- Occupations: Rabbi, Member of the Crown Heights Beth Din

= Yosef Heller =

American Orthodox rabbi

Yosef Avraham haLevi Heller is an American Orthodox rabbi and a member of the Chabad Hasidic movement. Rabbi Heller serves as an emeritus member of the Bais Din Tzedek (Jewish Rabbinical Court) of the Chabad community in Crown Heights, Brooklyn; he is an authority on Halacha (Jewish law) and Hasidic philosophy. Rabbi Heller holds the additional position of Rosh Kollel, head of the community's kollel, a yeshiva for married men.
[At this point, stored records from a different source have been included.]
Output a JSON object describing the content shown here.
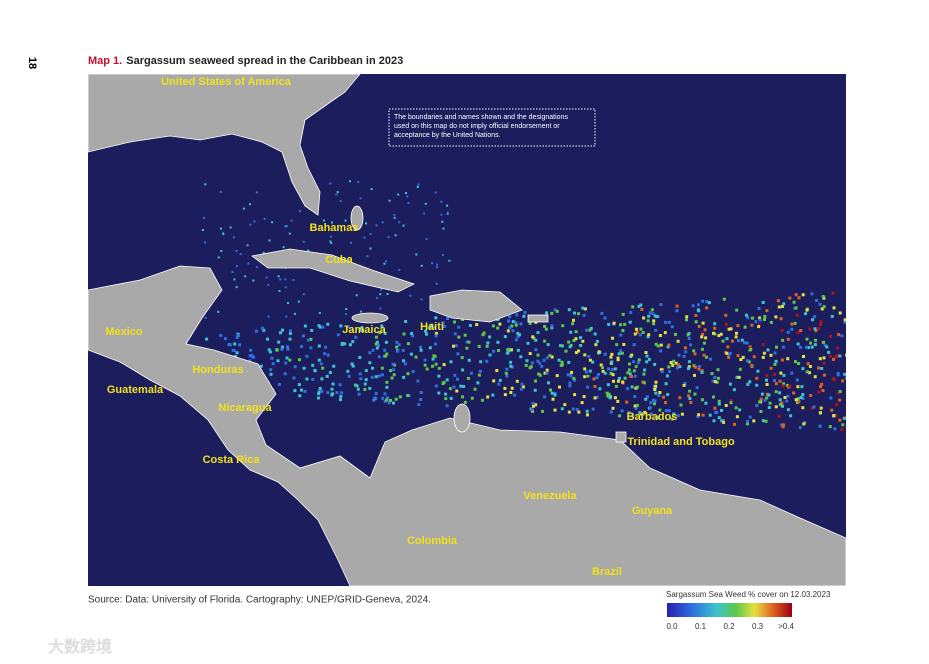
{
  "page_number": "18",
  "title": {
    "prefix": "Map 1.",
    "text": "Sargassum seaweed spread in the Caribbean in 2023"
  },
  "disclaimer": [
    "The boundaries and names shown and the designations",
    "used on this map do not imply official endorsement or",
    "acceptance by the United Nations."
  ],
  "labels": [
    "United States of America",
    "Bahamas",
    "Cuba",
    "Mexico",
    "Jamaica",
    "Haiti",
    "Honduras",
    "Guatemala",
    "Nicaragua",
    "Costa Rica",
    "Barbados",
    "Trinidad and Tobago",
    "Venezuela",
    "Guyana",
    "Colombia",
    "Brazil"
  ],
  "source": "Source: Data: University of Florida. Cartography: UNEP/GRID-Geneva, 2024.",
  "legend": {
    "title": "Sargassum Sea Weed % cover on 12.03.2023",
    "ticks": [
      "0.0",
      "0.1",
      "0.2",
      "0.3",
      ">0.4"
    ]
  },
  "watermark": "大数跨境"
}
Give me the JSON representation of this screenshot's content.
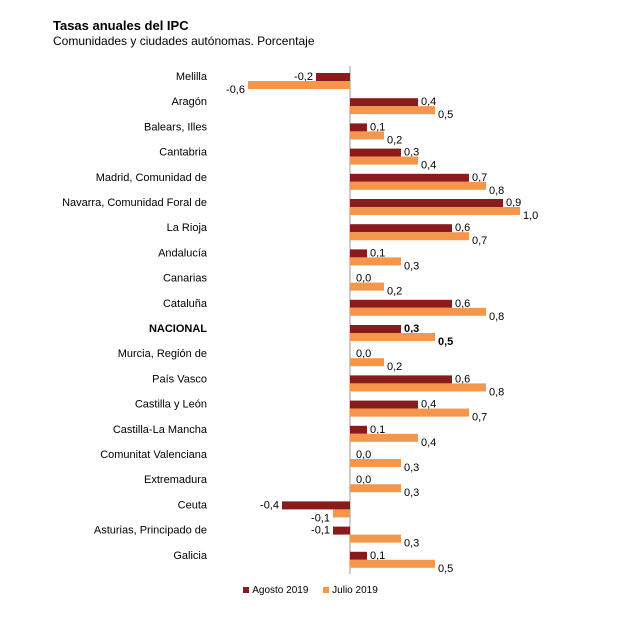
{
  "chart_data": {
    "type": "bar",
    "orientation": "horizontal",
    "title": "Tasas anuales del IPC",
    "subtitle": "Comunidades y ciudades autónomas. Porcentaje",
    "categories": [
      "Melilla",
      "Aragón",
      "Balears, Illes",
      "Cantabria",
      "Madrid, Comunidad de",
      "Navarra, Comunidad Foral de",
      "La Rioja",
      "Andalucía",
      "Canarias",
      "Cataluña",
      "NACIONAL",
      "Murcia, Región de",
      "País Vasco",
      "Castilla y León",
      "Castilla-La Mancha",
      "Comunitat Valenciana",
      "Extremadura",
      "Ceuta",
      "Asturias, Principado de",
      "Galicia"
    ],
    "bold_category": "NACIONAL",
    "xlim": [
      -0.6,
      1.0
    ],
    "series": [
      {
        "name": "Agosto 2019",
        "color": "#8b1a1a",
        "values": [
          -0.2,
          0.4,
          0.1,
          0.3,
          0.7,
          0.9,
          0.6,
          0.1,
          0.0,
          0.6,
          0.3,
          0.0,
          0.6,
          0.4,
          0.1,
          0.0,
          0.0,
          -0.4,
          -0.1,
          0.1
        ],
        "labels": [
          "-0,2",
          "0,4",
          "0,1",
          "0,3",
          "0,7",
          "0,9",
          "0,6",
          "0,1",
          "0,0",
          "0,6",
          "0,3",
          "0,0",
          "0,6",
          "0,4",
          "0,1",
          "0,0",
          "0,0",
          "-0,4",
          "-0,1",
          "0,1"
        ]
      },
      {
        "name": "Julio 2019",
        "color": "#f4964b",
        "values": [
          -0.6,
          0.5,
          0.2,
          0.4,
          0.8,
          1.0,
          0.7,
          0.3,
          0.2,
          0.8,
          0.5,
          0.2,
          0.8,
          0.7,
          0.4,
          0.3,
          0.3,
          -0.1,
          0.3,
          0.5
        ],
        "labels": [
          "-0,6",
          "0,5",
          "0,2",
          "0,4",
          "0,8",
          "1,0",
          "0,7",
          "0,3",
          "0,2",
          "0,8",
          "0,5",
          "0,2",
          "0,8",
          "0,7",
          "0,4",
          "0,3",
          "0,3",
          "-0,1",
          "0,3",
          "0,5"
        ]
      }
    ],
    "legend": [
      "Agosto 2019",
      "Julio 2019"
    ],
    "legend_position": "bottom"
  }
}
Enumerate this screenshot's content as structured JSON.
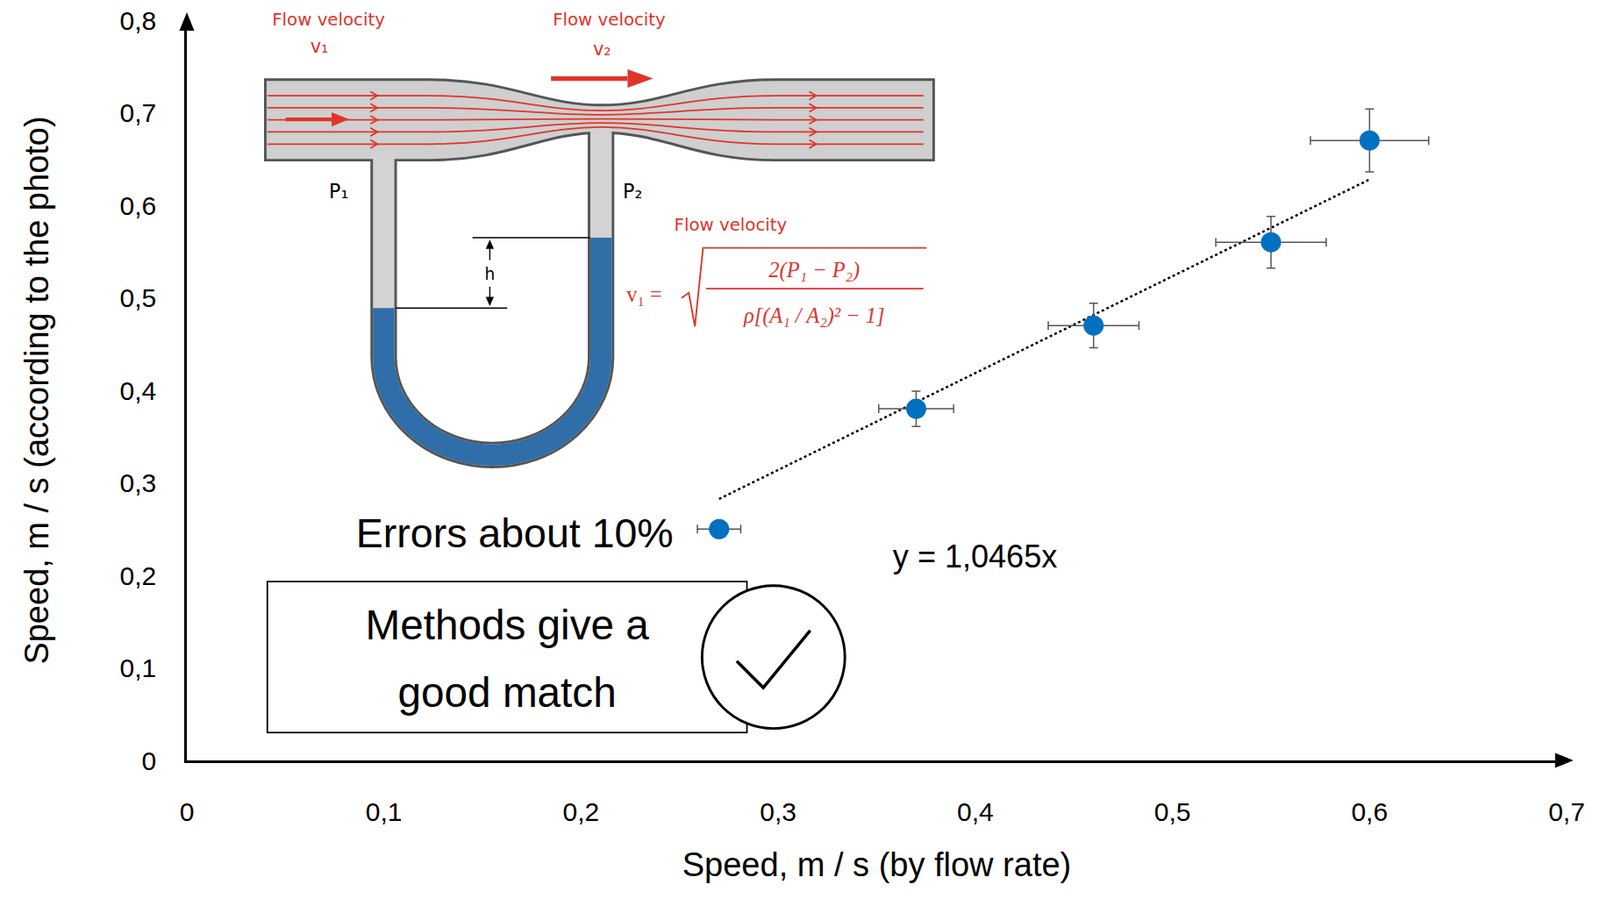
{
  "chart_data": {
    "type": "scatter",
    "x_label": "Speed, m / s (by flow rate)",
    "y_label": "Speed, m / s (according to the photo)",
    "x": [
      0.27,
      0.37,
      0.46,
      0.55,
      0.6
    ],
    "values": [
      0.25,
      0.38,
      0.47,
      0.56,
      0.67
    ],
    "x_error": [
      0.011,
      0.019,
      0.023,
      0.028,
      0.03
    ],
    "y_error": [
      0.005,
      0.019,
      0.024,
      0.028,
      0.034
    ],
    "color": "#0070c0",
    "marker": "circle",
    "xlim": [
      0,
      0.7
    ],
    "ylim": [
      0,
      0.8
    ],
    "xticks": [
      0,
      {
        "value": 0.1,
        "label": "0,1"
      },
      {
        "value": 0.2,
        "label": "0,2"
      },
      {
        "value": 0.3,
        "label": "0,3"
      },
      {
        "value": 0.4,
        "label": "0,4"
      },
      {
        "value": 0.5,
        "label": "0,5"
      },
      {
        "value": 0.6,
        "label": "0,6"
      },
      {
        "value": 0.7,
        "label": "0,7"
      }
    ],
    "yticks": [
      0,
      {
        "value": 0.1,
        "label": "0,1"
      },
      {
        "value": 0.2,
        "label": "0,2"
      },
      {
        "value": 0.3,
        "label": "0,3"
      },
      {
        "value": 0.4,
        "label": "0,4"
      },
      {
        "value": 0.5,
        "label": "0,5"
      },
      {
        "value": 0.6,
        "label": "0,6"
      },
      {
        "value": 0.7,
        "label": "0,7"
      },
      {
        "value": 0.8,
        "label": "0,8"
      }
    ],
    "grid": false,
    "trendline": {
      "slope": 1.0465,
      "x": [
        0.27,
        0.6
      ],
      "label": "y = 1,0465x",
      "line_style": "dotted"
    },
    "annotations": [
      {
        "text": "Errors about 10%"
      }
    ],
    "conclusion": [
      "Methods give a",
      "good match"
    ]
  },
  "diagram": {
    "top_labels": [
      {
        "title": "Flow velocity",
        "symbol": "v₁"
      },
      {
        "title": "Flow velocity",
        "symbol": "v₂"
      }
    ],
    "pressure_labels": [
      "P₁",
      "P₂"
    ],
    "height_label": "h",
    "formula": {
      "title": "Flow velocity",
      "lhs": "v₁ =",
      "numerator": "2(P₁ − P₂)",
      "denominator": "ρ[(A₁ / A₂)² − 1]"
    }
  }
}
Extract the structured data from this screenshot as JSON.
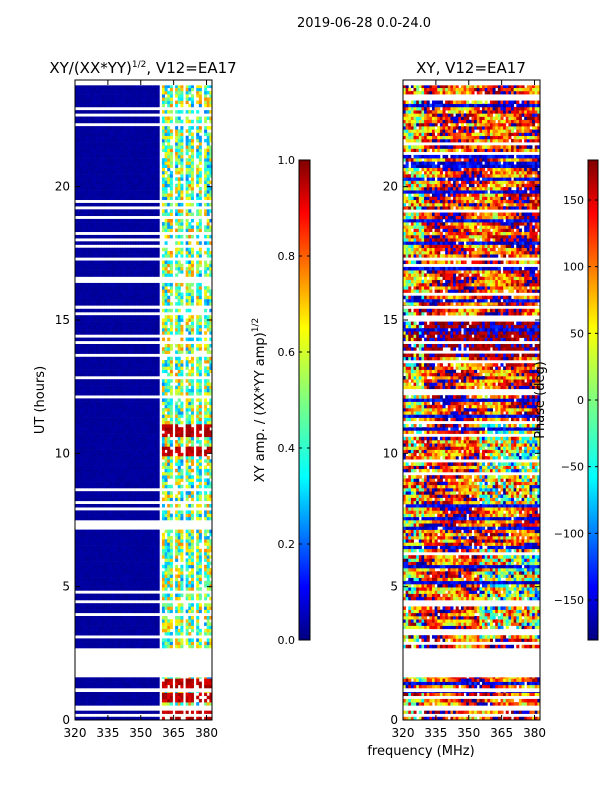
{
  "suptitle": "2019-06-28 0.0-24.0",
  "colors": {
    "masked": "#ffffff",
    "frame": "#000000",
    "colormap": "jet",
    "colormap_stops": [
      "#00007f",
      "#0000ff",
      "#007fff",
      "#00ffff",
      "#7fff7f",
      "#ffff00",
      "#ff7f00",
      "#ff0000",
      "#7f0000"
    ]
  },
  "shared_xlabel": "frequency (MHz)",
  "chart_data": [
    {
      "type": "heatmap",
      "title_text": "XY/(XX*YY)",
      "title_sup": "1/2",
      "title_rest": ", V12=EA17",
      "xlabel": "",
      "ylabel": "UT (hours)",
      "xlim": [
        320,
        382.5
      ],
      "ylim": [
        0,
        24
      ],
      "x_ticks": [
        320,
        335,
        350,
        365,
        380
      ],
      "y_ticks": [
        0,
        5,
        10,
        15,
        20
      ],
      "description_values": {
        "background_value": 0.0,
        "band_columns_mhz": [
          [
            360,
            364
          ],
          [
            366,
            369
          ],
          [
            370.5,
            373.5
          ],
          [
            375,
            378
          ],
          [
            379,
            382
          ]
        ],
        "band_value_range": [
          0.25,
          0.75
        ],
        "flare_hours": [
          0.1,
          0.8,
          1.3,
          10.0,
          10.8
        ],
        "flare_value": 0.9
      },
      "data_rows_hours": [
        [
          0.0,
          0.35
        ],
        [
          0.55,
          1.05
        ],
        [
          1.2,
          1.6
        ],
        [
          2.7,
          15.55
        ],
        [
          15.55,
          23.8
        ]
      ],
      "colorbar": {
        "label_text": "XY amp. / (XX*YY amp)",
        "label_sup": "1/2",
        "range": [
          0.0,
          1.0
        ],
        "ticks": [
          0.0,
          0.2,
          0.4,
          0.6,
          0.8,
          1.0
        ],
        "tick_labels": [
          "0.0",
          "0.2",
          "0.4",
          "0.6",
          "0.8",
          "1.0"
        ]
      }
    },
    {
      "type": "heatmap",
      "title_text": "XY, V12=EA17",
      "xlabel": "frequency (MHz)",
      "ylabel": "",
      "xlim": [
        320,
        382.5
      ],
      "ylim": [
        0,
        24
      ],
      "x_ticks": [
        320,
        335,
        350,
        365,
        380
      ],
      "y_ticks": [
        0,
        5,
        10,
        15,
        20
      ],
      "description_values": {
        "phase_range_deg": [
          -180,
          180
        ],
        "typical_phase_deg": 120,
        "bands_low_hours": [
          [
            3.0,
            6.5
          ],
          [
            8.0,
            11.0
          ]
        ]
      },
      "data_rows_hours": [
        [
          0.0,
          0.35
        ],
        [
          0.55,
          1.05
        ],
        [
          1.2,
          1.6
        ],
        [
          2.7,
          15.55
        ],
        [
          15.55,
          23.8
        ]
      ],
      "colorbar": {
        "label_text": "Phase (deg)",
        "range": [
          -180,
          180
        ],
        "ticks": [
          -150,
          -100,
          -50,
          0,
          50,
          100,
          150
        ],
        "tick_labels": [
          "−150",
          "−100",
          "−50",
          "0",
          "50",
          "100",
          "150"
        ]
      }
    }
  ]
}
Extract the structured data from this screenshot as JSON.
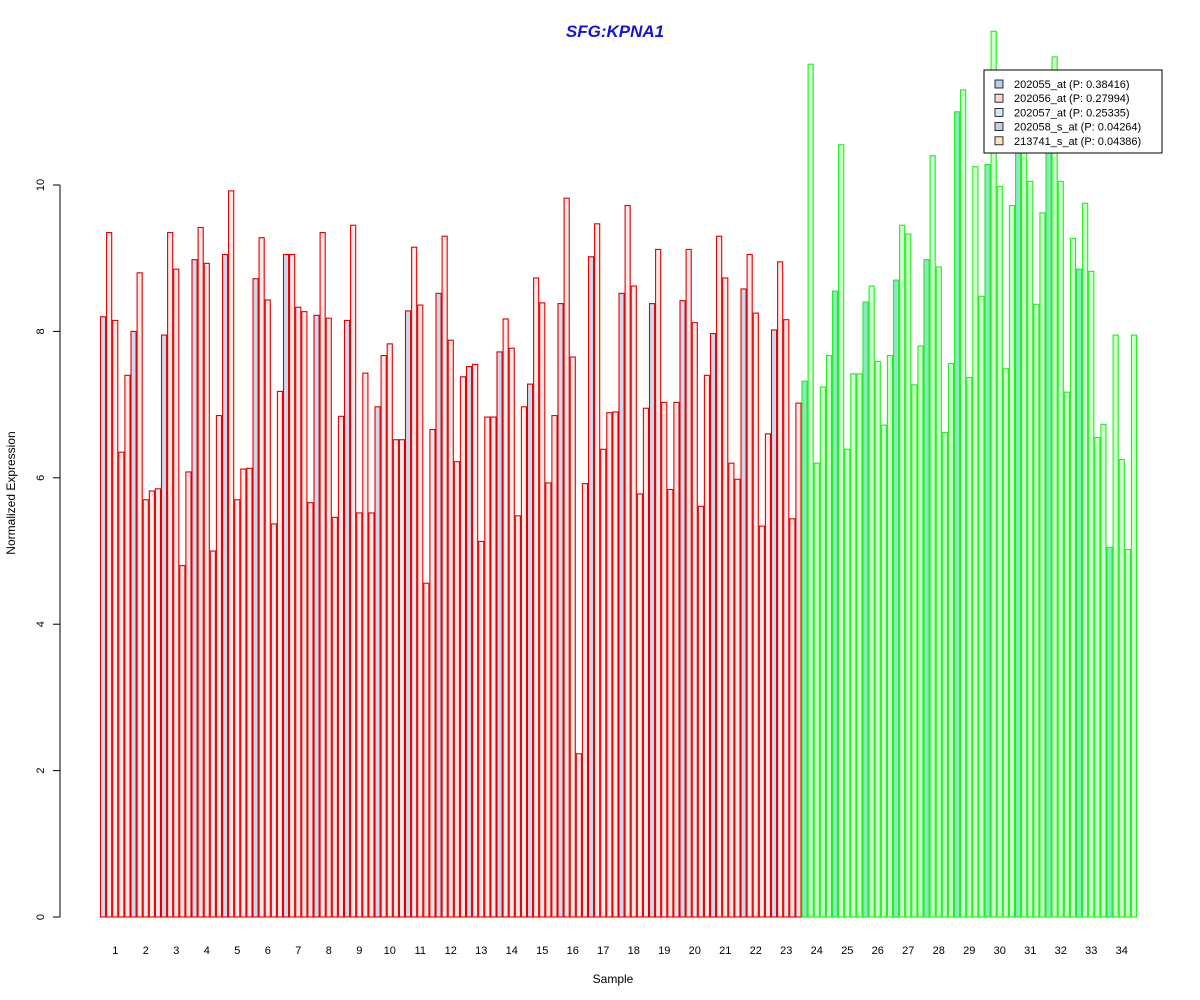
{
  "chart_data": {
    "type": "bar",
    "title": "SFG:KPNA1",
    "xlabel": "Sample",
    "ylabel": "Normalized Expression",
    "ylim": [
      0,
      12
    ],
    "yticks": [
      "0",
      "2",
      "4",
      "6",
      "8",
      "10"
    ],
    "categories": [
      "1",
      "2",
      "3",
      "4",
      "5",
      "6",
      "7",
      "8",
      "9",
      "10",
      "11",
      "12",
      "13",
      "14",
      "15",
      "16",
      "17",
      "18",
      "19",
      "20",
      "21",
      "22",
      "23",
      "24",
      "25",
      "26",
      "27",
      "28",
      "29",
      "30",
      "31",
      "32",
      "33",
      "34"
    ],
    "legend_position": "top-right",
    "series": [
      {
        "name": "202055_at (P: 0.38416)",
        "values": [
          8.2,
          8.0,
          7.95,
          8.98,
          9.05,
          8.72,
          9.05,
          8.22,
          8.15,
          6.97,
          8.28,
          8.52,
          7.52,
          7.72,
          7.28,
          8.38,
          9.02,
          8.52,
          8.38,
          8.42,
          7.97,
          8.58,
          8.02,
          7.32,
          8.55,
          8.4,
          8.7,
          8.98,
          11.0,
          10.28,
          10.85,
          10.65,
          8.85,
          5.05
        ]
      },
      {
        "name": "202056_at (P: 0.27994)",
        "values": [
          9.35,
          8.8,
          9.35,
          9.42,
          9.92,
          9.28,
          9.05,
          9.35,
          9.45,
          7.67,
          9.15,
          9.3,
          7.55,
          8.17,
          8.73,
          9.82,
          9.47,
          9.72,
          9.12,
          9.12,
          9.3,
          9.05,
          8.95,
          11.65,
          10.55,
          8.62,
          9.45,
          10.4,
          11.3,
          12.1,
          11.0,
          11.75,
          9.75,
          7.95
        ]
      },
      {
        "name": "202057_at (P: 0.25335)",
        "values": [
          8.15,
          5.7,
          8.85,
          8.93,
          5.7,
          8.43,
          8.33,
          8.18,
          5.52,
          7.83,
          8.36,
          7.88,
          5.13,
          7.77,
          8.39,
          7.65,
          6.39,
          8.62,
          7.03,
          8.12,
          8.73,
          8.25,
          8.16,
          6.2,
          6.39,
          7.59,
          9.33,
          8.88,
          7.37,
          9.98,
          10.05,
          10.05,
          8.82,
          6.25
        ]
      },
      {
        "name": "202058_s_at (P: 0.04264)",
        "values": [
          6.35,
          5.82,
          4.8,
          5.0,
          6.12,
          5.37,
          8.27,
          5.46,
          7.43,
          6.52,
          4.56,
          6.22,
          6.83,
          5.48,
          5.93,
          2.23,
          6.89,
          5.78,
          5.84,
          5.61,
          6.2,
          5.34,
          5.44,
          7.24,
          7.42,
          6.72,
          7.27,
          6.62,
          10.25,
          7.49,
          8.37,
          7.17,
          6.55,
          5.02
        ]
      },
      {
        "name": "213741_s_at (P: 0.04386)",
        "values": [
          7.4,
          5.85,
          6.08,
          6.85,
          6.13,
          7.18,
          5.66,
          6.84,
          5.52,
          6.52,
          6.66,
          7.38,
          6.83,
          6.97,
          6.85,
          5.92,
          6.9,
          6.95,
          7.03,
          7.4,
          5.98,
          6.6,
          7.02,
          7.67,
          7.42,
          7.67,
          7.8,
          7.56,
          8.48,
          9.72,
          9.62,
          9.27,
          6.73,
          7.95
        ]
      }
    ],
    "bar_colors": {
      "group_a": {
        "fill": "#ffe8e8",
        "stroke": "#e00000"
      },
      "group_b": {
        "fill": "#ccffcc",
        "stroke": "#22ee22"
      },
      "first_series_fill_a": "#ccd8ee",
      "first_series_fill_b": "#88e8c0"
    },
    "group_b_start_sample": "24"
  }
}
==Rabbi of Crown Heights==

As a member of the Crown Heights Beth Din (rabbinical court), Rabbi Heller is one of the community's Marah D'Asra (Aramaic מרא דאתרא, a title equivalent to "Chief Rabbi"). The rabbinical court is the spiritual and religious body governing the Crown Heights Chabad community. There are currently three rabbis serving on the Beth Din:
- Rabbi Avraham Osdoba
- Rabbi Yosef Heller
- Rabbi Yosef Braun

Each hold the title Marah D'Asra.

The Crown Heights rabbinical court is funded by the Va'ad Hakohol of Crown Heights, a religious corporation representing the Jewish community of Crown Heights.

===Appointment===
Rabbi Heller, along with Rabbis Yehuda Kalmen Marlow and Avraham Osdoba, was elected to the rabbinical court in a communal election, following the passing of Rabbi Zalman Shimon Dvorkin, the community's previous chief rabbi. After the passing of his wife Rabbi Heller stopped most public rabbinic activities, he still however answers rabbinic questions privately, as well as in the Kolel.

==Rosh Kollel==
Rabbi Heller holds the additional position of Rosh Kollel, head of the community's kollel, a yeshiva for married men.

In Orthodox Judaism, it is customary for every community to establish a communal institution where a group of adult men study during the day. The men are in turn supported financially by the community.

==Statements on Jewish Law==
Rabbi Heller has publicly stated that stringencient practices in Jewish Law (or chumras), may not be practiced if they are at the expense of other members of one's household. Heller referred to practices common in Orthodox circles, where additional stringencies are practiced on Passover.